Engineering Contradictions & Design Principles
Engineering Contradiction Analysis
1Manufacturing precision
If the l2 norm misfit function is used for its simplicity and potential for high-resolution models, then manufacturing precision is improved, but reliability deteriorates due to severe cycle skipping limitations and susceptibility to local minima
Solution Approach 1:
The patent changes the parameter of the misfit function from the conventional l2 norm to a matching filter-based misfit function that measures the distance between the matching filter and a Dirac Delta function. This parameter change resolves the cycle skipping issue by transforming the comparison from point-to-point subtraction to a global deconvolution-based comparison, thereby improving reliability while maintaining model resolution capability.
2Reliability
If the matching filter based misfit function is used to resolve cycle skipping, then reliability is improved, but device complexity increases due to the extended function computation using deconvolution
Solution Approach 1:
The patent introduces a matching filter as an intermediary element that when applied to the observed or predicted seismic data reproduces the other dataset. This intermediary approach simplifies the misfit function computation by avoiding direct deconvolution of the entire trace, thereby reducing computational complexity while maintaining the reliability benefits of the matching filter approach.
3Reliability
If the extended function by deconvolution is used for global comparison, then reliability is improved by resolving cycle skipping, but object-generated harmful factors worsen due to unwanted cross-talk of different events
Solution Approach 1:
The patent extracts and isolates the matching filter computation from the full trace deconvolution process. By focusing the matching filter on specific seismic events and using it to reproduce the other dataset, the method separates the useful signal comparison from the harmful cross-talk between different events, thereby maintaining reliability while eliminating cross-contamination.
4Ease of operation
If traditional misfit functions are used in complex reflectivity regions, then ease of operation is maintained, but measurement precision deteriorates due to cross-talk and hampered effectiveness
Solution Approach 1:
The patent applies local quality by making the matching filter event-specific rather than applying a uniform misfit function across all seismic data.
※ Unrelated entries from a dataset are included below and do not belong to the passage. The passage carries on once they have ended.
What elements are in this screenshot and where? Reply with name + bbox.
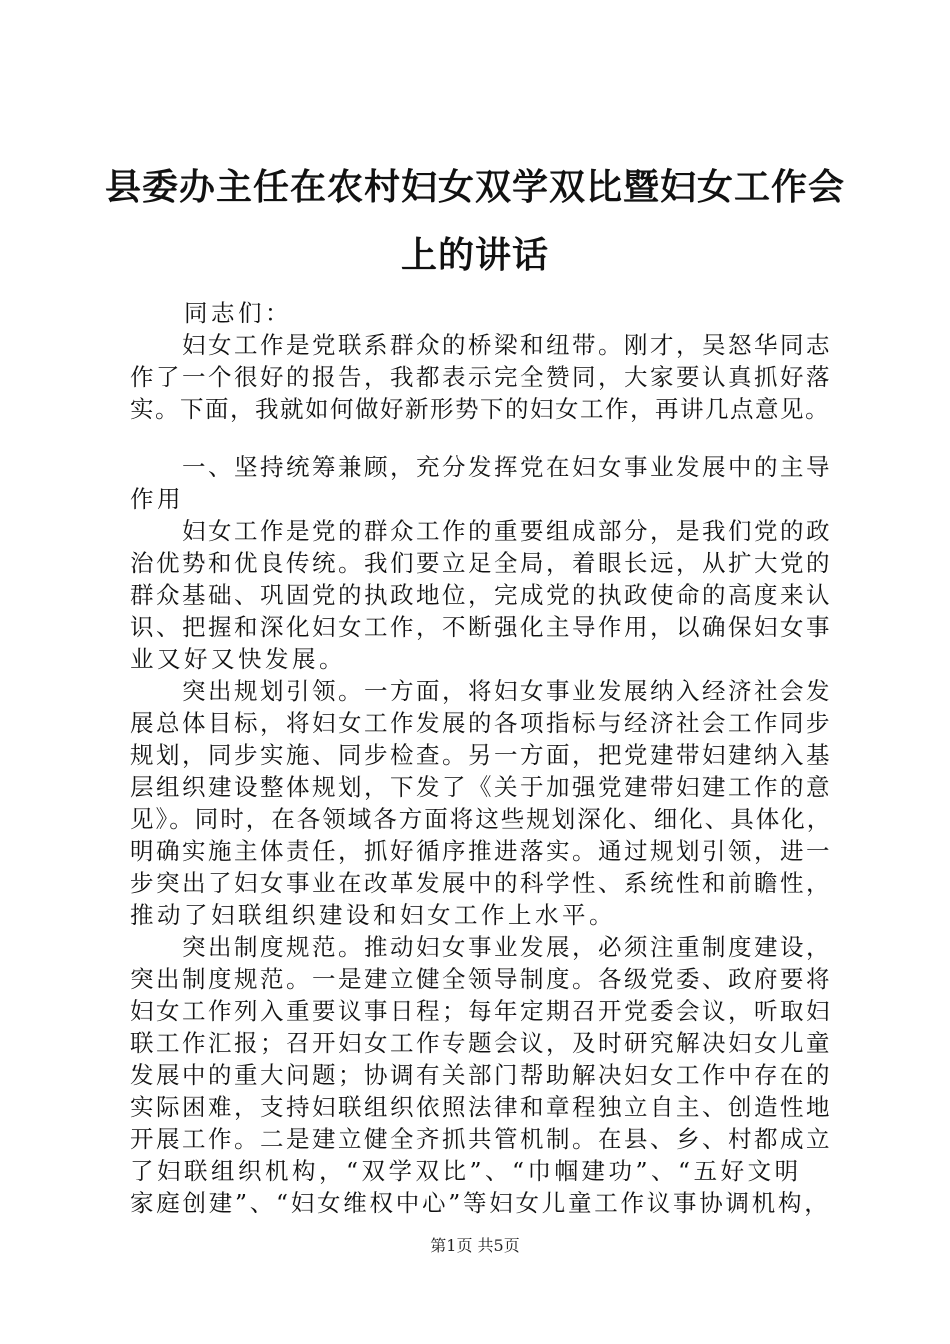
body-line: 展总体目标，将妇女工作发展的各项指标与经济社会工作同步 (130, 709, 832, 737)
body-line: 见》。同时，在各领域各方面将这些规划深化、细化、具体化， (130, 805, 833, 833)
body-line: 突出制度规范。推动妇女事业发展，必须注重制度建设， (130, 933, 832, 961)
section-heading-line: 作用 (130, 485, 184, 513)
body-line: 实际困难，支持妇联组织依照法律和章程独立自主、创造性地 (130, 1093, 832, 1121)
body-line: 业又好又快发展。 (130, 645, 346, 673)
body-line: 作了一个很好的报告，我都表示完全赞同，大家要认真抓好落 (130, 363, 832, 391)
body-line: 发展中的重大问题；协调有关部门帮助解决妇女工作中存在的 (130, 1061, 832, 1089)
body-line: 层组织建设整体规划，下发了《关于加强党建带妇建工作的意 (130, 773, 832, 801)
body-line: 推动了妇联组织建设和妇女工作上水平。 (130, 901, 616, 929)
document-title-line-2: 上的讲话 (400, 234, 549, 276)
body-line: 治优势和优良传统。我们要立足全局，着眼长远，从扩大党的 (130, 549, 832, 577)
body-line: 妇女工作列入重要议事日程；每年定期召开党委会议，听取妇 (130, 997, 832, 1025)
body-line: 规划，同步实施、同步检查。另一方面，把党建带妇建纳入基 (130, 741, 832, 769)
body-line: 妇女工作是党联系群众的桥梁和纽带。刚才，吴怒华同志 (130, 331, 832, 359)
page-footer: 第1页 共5页 (430, 1236, 520, 1255)
body-line: 实。下面，我就如何做好新形势下的妇女工作，再讲几点意见。 (130, 395, 830, 423)
body-line: 群众基础、巩固党的执政地位，完成党的执政使命的高度来认 (130, 581, 832, 609)
body-line: 妇女工作是党的群众工作的重要组成部分，是我们党的政 (130, 517, 832, 545)
body-line: 开展工作。二是建立健全齐抓共管机制。在县、乡、村都成立 (130, 1125, 832, 1153)
body-line: 突出制度规范。一是建立健全领导制度。各级党委、政府要将 (130, 965, 832, 993)
section-heading-line: 一、坚持统筹兼顾，充分发挥党在妇女事业发展中的主导 (130, 453, 832, 481)
body-line: 突出规划引领。一方面，将妇女事业发展纳入经济社会发 (130, 677, 832, 705)
body-line: 了妇联组织机构，“双学双比”、“巾帼建功”、“五好文明 (130, 1157, 802, 1185)
body-line: 步突出了妇女事业在改革发展中的科学性、系统性和前瞻性， (130, 869, 832, 897)
body-line: 家庭创建”、“妇女维权中心”等妇女儿童工作议事协调机构， (130, 1189, 831, 1217)
body-line: 联工作汇报；召开妇女工作专题会议，及时研究解决妇女儿童 (130, 1029, 832, 1057)
body-line: 识、把握和深化妇女工作，不断强化主导作用，以确保妇女事 (130, 613, 832, 641)
body-line: 明确实施主体责任，抓好循序推进落实。通过规划引领，进一 (130, 837, 832, 865)
document-title-line-1: 县委办主任在农村妇女双学双比暨妇女工作会 (104, 166, 845, 208)
body-line: 同志们： (130, 299, 292, 327)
The matching filter is computed and applied locally to match specific seismic events between observed and predicted data, thereby improving measurement precision in complex reflectivity regions while maintaining operational feasibility through the systematic matching filter application process.
Data Source
AI summary
A method for calculating a velocity model for a subsurface of the earth. The method includes receiving (200) measured seismic data d; calculating (204) predicted seismic data p; selecting (206) a matching filter w that when applied to one of the measured seismic data d or the predicted seismic data p reproduces the other one of the measured seismic data d or the predicted seismic data p; selecting (208) a misfit function J that calculates (1) a distance between the matching filter w and a Dirac Delta function or (2) a travel time shift associated with the measured seismic data; and calculating (218) a new velocity model using the misfit function J, the measured seismic data d, and the predicted seismic data p. The measured seismic data d includes wavefields generated by a seismic source and the wavefields propagate through the subsurface where they are attenuated and reflected, and the attenuated and reflected wavefields are recorded by plural seismic receivers.